Attualmente lo stent viene impiegato sia nei pazienti che vengono sottoposti ad angioplastica coronarica ma anche quelli sottoposti angioplastica periferica, ad esempio alle gambe o alle carotidi. «Dal 2007 esiste un'alternativa, ovvero il palloncino medicato che appunto rilascia un farmaco che si chiama Paclitaxel (questo è il nome del principio attivo); ha proprietà antiproliferative e fa quindi in modo che la placca -che noi andiamo a trattare durante l’angioplastica- non si riformi più» continua l’esperto. «Più recentemente è uscita una nuova tecnologia di pallone medicato a rilascio di Sirolimus con effetto antinfiammatorio e citostatico (quindi in grado di inibire la crescita e la moltiplicazione delle cellule) e quindi più rispettoso nei confronti della parete vasale» prosegue Cortese.

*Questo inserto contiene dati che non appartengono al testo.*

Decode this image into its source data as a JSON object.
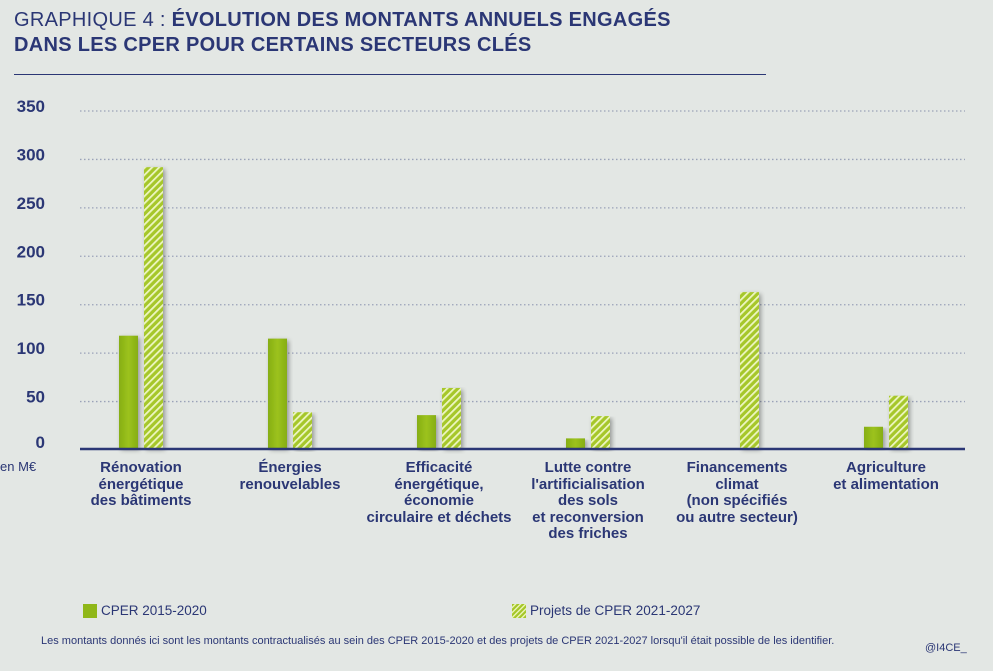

Come si procede dunque con questa tecnica? Viene dilatata la lesione con un pallone medicato e contestualmente viene rilasciato il farmaco che blocca le cellule e fa in modo che non si formino nuove placche e che il paziente non incorra in nuovi eventi ischemici.
Questo farmaco è stato sperimentato all’interno di uno studio denominato EASTBOURNE e pubblicato sull’autorevole rivista Journal of the American College of Cardiology Interventions a luglio 2023. Si tratta dello studio più grande attualmente esistente sull’utilizzo dei palloni medicati, che ha arruolato in Europa e Asia 2123 pazienti affetti da 2440 lesioni con malattia coronarica di ogni tipo, quindi pazienti con angina da sforzo, con infarto, con angina instabile; sono stati arruolati sia pazienti con ristenosi intra-stent (quindi fallimenti di precedente angioplastica con Stent) che pazienti con lesioni definite de novo ottenendo risultati clinici ottimali e soprattutto ove la sicurezza della tecnica ha reso molto promettenti questi studi, perché non portano a trombosi dell'arteria.
«Abbiamo pubblicato i risultati ad un anno di questo studio e abbiamo recentemente presentato i dati a due anni di follow up durante il congresso EuroPCR 2023. Le linee guida internazionali del 2018 non hanno ancora preso in considerazione i palloni medicati se non per il trattamento delle ristenosi dove hanno indicazioni in merito, ma nelle lesioni de novo che sono la maggior parte delle lesioni che noi trattiamo (circa 90-92%) non hanno ancora ottenuto indicazioni» precisa l’esperto.
«Con questo studio e con altre ricerche in corso, speriamo che i palloni medicati ottengano maggior credito anche sulle linee guida internazionali. Tra l'altro, i palloni medicati sono una delle principali alternative terapeutiche per la malattia dell’arteria femorale superficiale, responsabile della claudicatio intermittens (ovvero la deambulazione intermittente che assume un soggetto in seguito a un dolore crampiforme che in genere colpisce coscia o polpaccio a seguito di esercizio fisico) a discapito degli stent che invece hanno delle limitazioni abbastanza evidenti anche in quel settore» conclude Cortese.